Tu utilises déjà un peu la peinture dans Je vois des antennes partout. Il y a notamment de très belles pages de transition abstraites, qui servent en quelque sorte de pause, d’espace transitoire entre les chapitres.

C’est là que la couleur devient vraiment un personnage. J’ai développé une fascination, quand je fais de la peinture, pour les taches de mes palettes – j’utilise du papier, plutôt que des palettes de plastique par exemple. Ce que je trouve intéressant, dans ces pages, c’est que je ne cherche pas à y faire quelque chose de « beau ». C’est vraiment aléatoire.
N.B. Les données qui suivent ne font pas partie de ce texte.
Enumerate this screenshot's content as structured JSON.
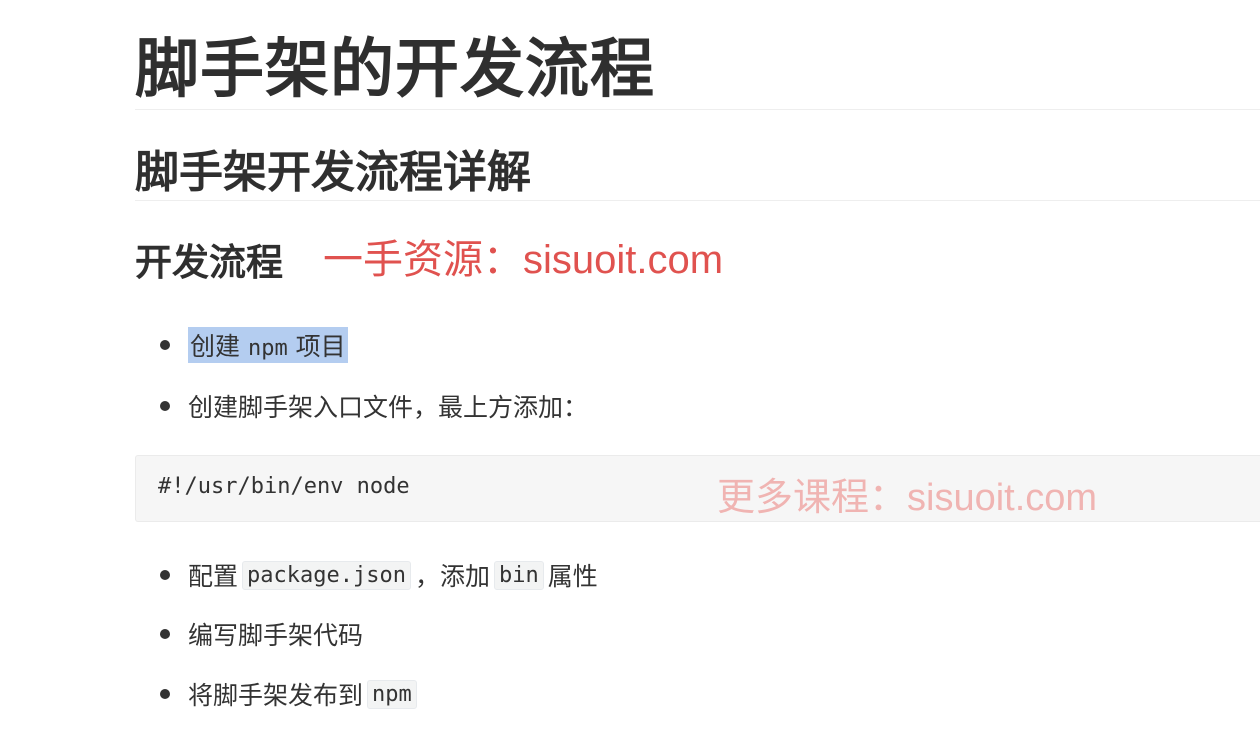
{
  "heading1": "脚手架的开发流程",
  "heading2": "脚手架开发流程详解",
  "heading3": "开发流程",
  "watermark_top": "一手资源：sisuoit.com",
  "watermark_code": "更多课程：sisuoit.com",
  "code_block": "#!/usr/bin/env node",
  "steps": [
    {
      "prefix": "创建",
      "code": "npm",
      "suffix": "项目"
    },
    {
      "text": "创建脚手架入口文件，最上方添加："
    },
    {
      "prefix": "配置",
      "code1": "package.json",
      "middle": "，添加",
      "code2": "bin",
      "suffix": "属性"
    },
    {
      "text": "编写脚手架代码"
    },
    {
      "prefix": "将脚手架发布到",
      "code": "npm"
    }
  ],
  "colors": {
    "watermark_top": "#e0524f",
    "watermark_code": "#f0b4b2",
    "selection": "#b4cdf0",
    "text": "#333333"
  }
}
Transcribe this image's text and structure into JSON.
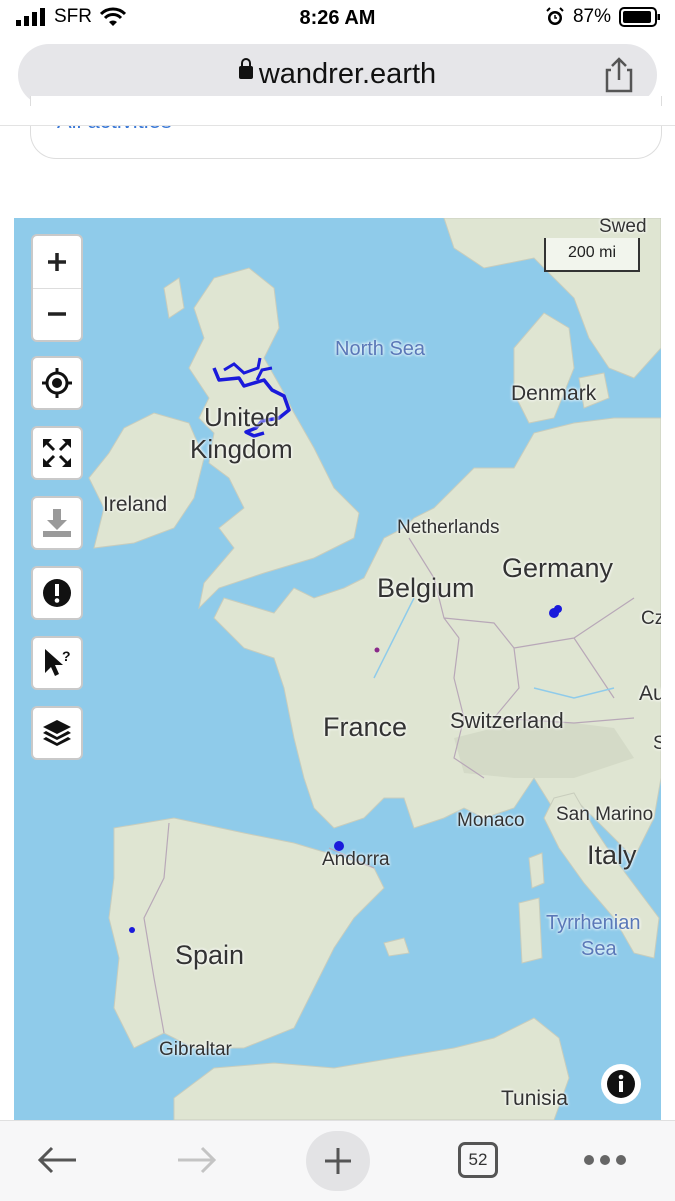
{
  "status_bar": {
    "carrier": "SFR",
    "time": "8:26 AM",
    "battery": "87%",
    "icons": [
      "signal-bars-icon",
      "wifi-icon",
      "alarm-icon",
      "battery-icon"
    ]
  },
  "browser": {
    "url": "wandrer.earth",
    "lock_icon": "lock-icon",
    "share_icon": "share-icon"
  },
  "activity_filter": {
    "selected": "All activities",
    "caret_icon": "chevron-down-icon"
  },
  "map": {
    "scale_label": "200 mi",
    "labels": {
      "north_sea": "North Sea",
      "denmark": "Denmark",
      "united_kingdom": "United Kingdom",
      "united": "United",
      "kingdom": "Kingdom",
      "ireland": "Ireland",
      "netherlands": "Netherlands",
      "germany": "Germany",
      "belgium": "Belgium",
      "france": "France",
      "switzerland": "Switzerland",
      "austria": "Austr",
      "slovenia": "Slov",
      "czech": "Cz",
      "sweden": "Swed",
      "monaco": "Monaco",
      "san_marino": "San Marino",
      "italy": "Italy",
      "andorra": "Andorra",
      "tyrrhenian": "Tyrrhenian",
      "sea": "Sea",
      "spain": "Spain",
      "gibraltar": "Gibraltar",
      "tunisia": "Tunisia"
    },
    "controls": [
      {
        "name": "zoom-in-button",
        "icon": "plus-icon"
      },
      {
        "name": "zoom-out-button",
        "icon": "minus-icon"
      },
      {
        "name": "locate-button",
        "icon": "crosshair-icon"
      },
      {
        "name": "fullscreen-button",
        "icon": "expand-arrows-icon"
      },
      {
        "name": "download-button",
        "icon": "download-icon"
      },
      {
        "name": "report-button",
        "icon": "exclamation-icon"
      },
      {
        "name": "identify-button",
        "icon": "cursor-question-icon"
      },
      {
        "name": "layers-button",
        "icon": "layers-icon"
      }
    ],
    "info_icon": "info-icon",
    "colors": {
      "sea": "#8fcbea",
      "land": "#dfe5d2",
      "route": "#1a1adb"
    }
  },
  "bottom_bar": {
    "tab_count": "52",
    "icons": [
      "back-arrow-icon",
      "forward-arrow-icon",
      "new-tab-plus-icon",
      "tabs-icon",
      "more-dots-icon"
    ]
  }
}
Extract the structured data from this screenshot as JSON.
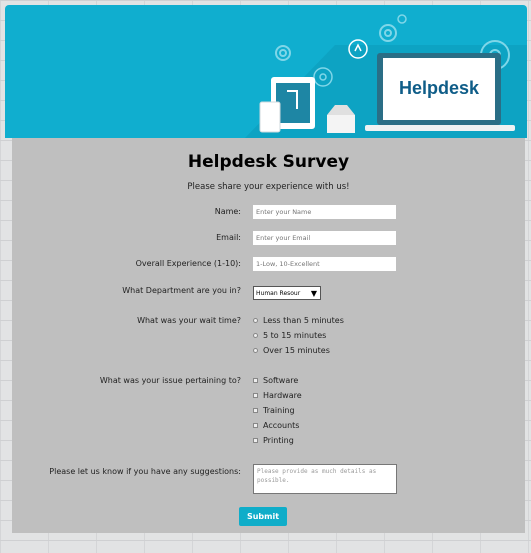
{
  "banner": {
    "logo_text": "Helpdesk"
  },
  "form": {
    "title": "Helpdesk Survey",
    "subtitle": "Please share your experience with us!",
    "name": {
      "label": "Name:",
      "placeholder": "Enter your Name"
    },
    "email": {
      "label": "Email:",
      "placeholder": "Enter your Email"
    },
    "experience": {
      "label": "Overall Experience (1-10):",
      "placeholder": "1-Low, 10-Excellent"
    },
    "department": {
      "label": "What Department are you in?",
      "selected": "Human Resour",
      "arrow": "▼"
    },
    "wait_time": {
      "label": "What was your wait time?",
      "options": [
        "Less than 5 minutes",
        "5 to 15 minutes",
        "Over 15 minutes"
      ]
    },
    "issue": {
      "label": "What was your issue pertaining to?",
      "options": [
        "Software",
        "Hardware",
        "Training",
        "Accounts",
        "Printing"
      ]
    },
    "suggestions": {
      "label": "Please let us know if you have any suggestions:",
      "placeholder": "Please provide as much details as possible."
    },
    "submit_label": "Submit"
  }
}
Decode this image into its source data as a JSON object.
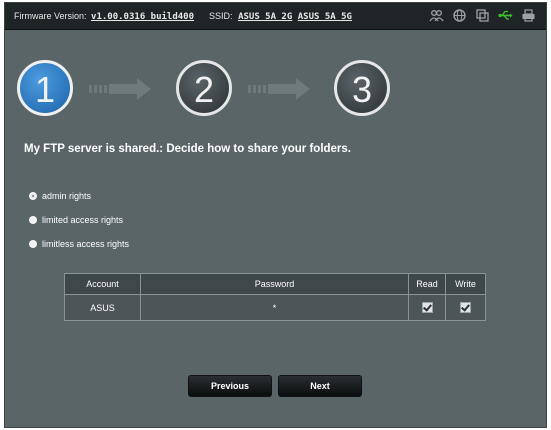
{
  "topbar": {
    "firmware_label": "Firmware Version:",
    "firmware_value": "v1.00.0316_build400",
    "ssid_label": "SSID:",
    "ssid_values": [
      "ASUS_5A_2G",
      "ASUS_5A_5G"
    ],
    "icons": [
      "users-icon",
      "globe-icon",
      "copy-icon",
      "usb-icon",
      "printer-icon"
    ]
  },
  "wizard": {
    "steps": [
      "1",
      "2",
      "3"
    ],
    "active_step": 1,
    "accent_color": "#2a79c8"
  },
  "title": "My FTP server is shared.: Decide how to share your folders.",
  "options": [
    {
      "label": "admin rights",
      "selected": true
    },
    {
      "label": "limited access rights",
      "selected": false
    },
    {
      "label": "limitless access rights",
      "selected": false
    }
  ],
  "table": {
    "headers": [
      "Account",
      "Password",
      "Read",
      "Write"
    ],
    "rows": [
      {
        "account": "ASUS",
        "password": "*",
        "read": true,
        "write": true
      }
    ]
  },
  "buttons": {
    "previous": "Previous",
    "next": "Next"
  }
}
C’est reposant. C’est l’éditeur Drawn & Quarterly qui m’a suggéré cette idée de les utiliser pour faire les pages de transition dans Je vois des antennes partout.  C’est comme de l’eau. On a envie de plonger dans les couleurs.

De plus en plus, je tends à privilégier la simplicité, voire l’abstraction. Même en bande dessinée, mon dessin sert très peu souvent à montrer une action. C’est un dessin plus proche de la photographie, un dessin figé. J’essaie de m’assurer que le dessin ne serve pas qu’à répéter ce que dit le texte, pour ne pas tomber dans l’illustration. Le texte décrit souvent des émotions, des choses ressenties qui n’ont pas nécessairement d’équivalent figuratif. Alors c’est la couleur, dans ces cas-là, qui vient illustrer ce qui est intangible.